Along with Baidu, I am bullish on EMC, Intel and IBM among Ken Fishers top technology holdings. However, I would like to avoid Amazon. Here is my brief analysis on these stocks.
- EMC Corporation is the market leader in the storage space, with over 25% of the market share. There is further room for growth as the proliferation of structured and unstructured data is expected to drive demand in storage capacity. Increased data center capex by companies such as Apple (AAPL), Google and Facebook (FB) indicate a positive trend in cloud computing and related services. EMC's product breadth with continued updates and market leadership in storage provides a strong foundation for healthy growth in 2012. I recommend a buy on the stock from the near- to medium-term perspective.
- Intel is the world's largest supplier of semiconductor chips. Improving trends in Cloud and High Performance Computing are expected to drive server processor growth going forward which will help Intel.
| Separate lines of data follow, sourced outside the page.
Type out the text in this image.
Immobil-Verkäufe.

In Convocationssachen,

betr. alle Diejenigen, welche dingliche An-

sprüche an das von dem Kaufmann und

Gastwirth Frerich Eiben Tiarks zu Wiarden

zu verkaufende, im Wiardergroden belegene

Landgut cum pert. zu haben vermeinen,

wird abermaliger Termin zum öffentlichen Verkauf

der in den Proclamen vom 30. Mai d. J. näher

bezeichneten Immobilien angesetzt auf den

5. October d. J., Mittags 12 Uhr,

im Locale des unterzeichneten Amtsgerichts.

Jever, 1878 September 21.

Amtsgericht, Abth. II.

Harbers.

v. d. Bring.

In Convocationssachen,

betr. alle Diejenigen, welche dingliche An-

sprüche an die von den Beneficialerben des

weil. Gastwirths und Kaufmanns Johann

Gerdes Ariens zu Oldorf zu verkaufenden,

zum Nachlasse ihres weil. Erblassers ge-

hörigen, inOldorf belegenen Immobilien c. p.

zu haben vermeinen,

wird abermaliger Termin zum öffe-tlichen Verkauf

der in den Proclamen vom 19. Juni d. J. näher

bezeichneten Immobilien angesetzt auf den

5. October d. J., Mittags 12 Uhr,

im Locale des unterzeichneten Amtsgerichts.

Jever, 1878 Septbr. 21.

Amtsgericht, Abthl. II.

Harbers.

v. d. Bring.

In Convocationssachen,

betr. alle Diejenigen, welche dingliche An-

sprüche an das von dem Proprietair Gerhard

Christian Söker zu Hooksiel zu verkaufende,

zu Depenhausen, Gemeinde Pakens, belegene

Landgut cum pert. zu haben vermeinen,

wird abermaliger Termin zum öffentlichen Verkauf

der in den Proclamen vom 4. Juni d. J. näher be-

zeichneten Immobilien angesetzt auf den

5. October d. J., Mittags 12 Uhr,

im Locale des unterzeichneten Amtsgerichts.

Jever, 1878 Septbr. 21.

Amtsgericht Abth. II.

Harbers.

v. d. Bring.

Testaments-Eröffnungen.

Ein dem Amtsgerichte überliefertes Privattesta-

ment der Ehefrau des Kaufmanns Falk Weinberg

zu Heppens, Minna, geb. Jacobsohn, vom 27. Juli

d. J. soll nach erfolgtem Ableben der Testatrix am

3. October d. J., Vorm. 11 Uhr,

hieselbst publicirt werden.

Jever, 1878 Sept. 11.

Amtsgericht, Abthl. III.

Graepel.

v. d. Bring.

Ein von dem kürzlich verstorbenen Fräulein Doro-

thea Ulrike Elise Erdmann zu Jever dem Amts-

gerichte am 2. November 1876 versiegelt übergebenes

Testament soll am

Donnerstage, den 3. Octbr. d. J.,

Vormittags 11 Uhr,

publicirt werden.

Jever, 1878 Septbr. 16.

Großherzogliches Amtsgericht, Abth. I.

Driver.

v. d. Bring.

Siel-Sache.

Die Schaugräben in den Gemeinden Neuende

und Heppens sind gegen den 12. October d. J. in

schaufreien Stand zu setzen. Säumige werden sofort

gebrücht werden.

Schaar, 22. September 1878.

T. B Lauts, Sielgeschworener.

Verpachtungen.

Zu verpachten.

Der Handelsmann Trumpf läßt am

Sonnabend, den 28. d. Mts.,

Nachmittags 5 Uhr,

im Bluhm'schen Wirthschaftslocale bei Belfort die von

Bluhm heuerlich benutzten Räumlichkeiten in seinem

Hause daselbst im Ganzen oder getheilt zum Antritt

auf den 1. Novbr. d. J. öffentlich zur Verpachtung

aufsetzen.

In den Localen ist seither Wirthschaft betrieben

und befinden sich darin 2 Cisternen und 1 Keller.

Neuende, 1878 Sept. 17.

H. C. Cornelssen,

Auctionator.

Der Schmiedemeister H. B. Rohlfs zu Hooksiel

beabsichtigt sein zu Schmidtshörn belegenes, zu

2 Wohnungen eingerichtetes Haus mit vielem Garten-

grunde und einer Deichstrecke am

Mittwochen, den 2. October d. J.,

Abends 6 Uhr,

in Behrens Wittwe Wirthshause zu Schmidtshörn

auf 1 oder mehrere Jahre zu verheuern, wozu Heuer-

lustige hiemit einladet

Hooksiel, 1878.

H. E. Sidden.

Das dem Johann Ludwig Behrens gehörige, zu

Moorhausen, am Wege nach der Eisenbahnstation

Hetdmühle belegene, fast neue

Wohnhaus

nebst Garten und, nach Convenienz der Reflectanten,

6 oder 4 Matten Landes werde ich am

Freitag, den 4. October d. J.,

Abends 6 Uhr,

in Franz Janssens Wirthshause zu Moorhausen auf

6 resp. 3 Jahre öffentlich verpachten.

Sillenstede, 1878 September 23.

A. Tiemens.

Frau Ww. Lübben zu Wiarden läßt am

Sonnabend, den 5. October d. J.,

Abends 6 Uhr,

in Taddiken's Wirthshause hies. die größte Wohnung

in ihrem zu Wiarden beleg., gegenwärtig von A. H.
The company's recent QLogic acquisition has increased its breadth of product line and strengthened its position in the super computing market. Intel's Data Centre Capex guidance further supports the server processors' growth and upside potential to its margins in 2012. With new product cycles (Ivy Bridge, Romley and Medfield) and investments in its manufacturing and R&D capabilities, Intel is expected to gain market share against its competitor Advanced Micro Devices Inc. (AMD). Intel is also committed to returning cash to its shareholders, with a healthy 3.1% dividend yield and $4 billion in stock repurchases last year. It has authorizations for a further $10 billion repurchase. Even with modest PC trends, the server market growth provides considerable upside potential for its near-term earnings and multiple expansion.
- IBM is a consistent performer, and has outperformed the S&P 500 in six out of the past seven years. It has doubled its profit in the last decade and has steadily expanded margins by over 800 bps, following a strategy to focus on higher margin enterprise software/ services/mission-critical hardware business, while divesting commodity businesses (PCs, printers, and hard disk drives). It is one of the most defensive tech vendors, and its high visibility annuity business accounts for more than 50% of revenue and 70% of profits. Last year, Warren Buffett also initiated a position in the company and IBM rightly fits the "Buffett Criteria" of a good business available at a reasonable valuation.
- Amazon is one stock in the above list that I would like to avoid. I find Amazon's stock pricey at 75x forward earnings. I understand the growth potential and current investment mode of Amazon (which is keeping earnings depressed), but the current price seems to be already pricing in a lot of positives. Also, I don't agree that growth in international markets will come easy for Amazon without any significant competition from the local players.
Disclosure: I have no positions in any stocks mentioned, and no plans to initiate any positions within the next 72 hours.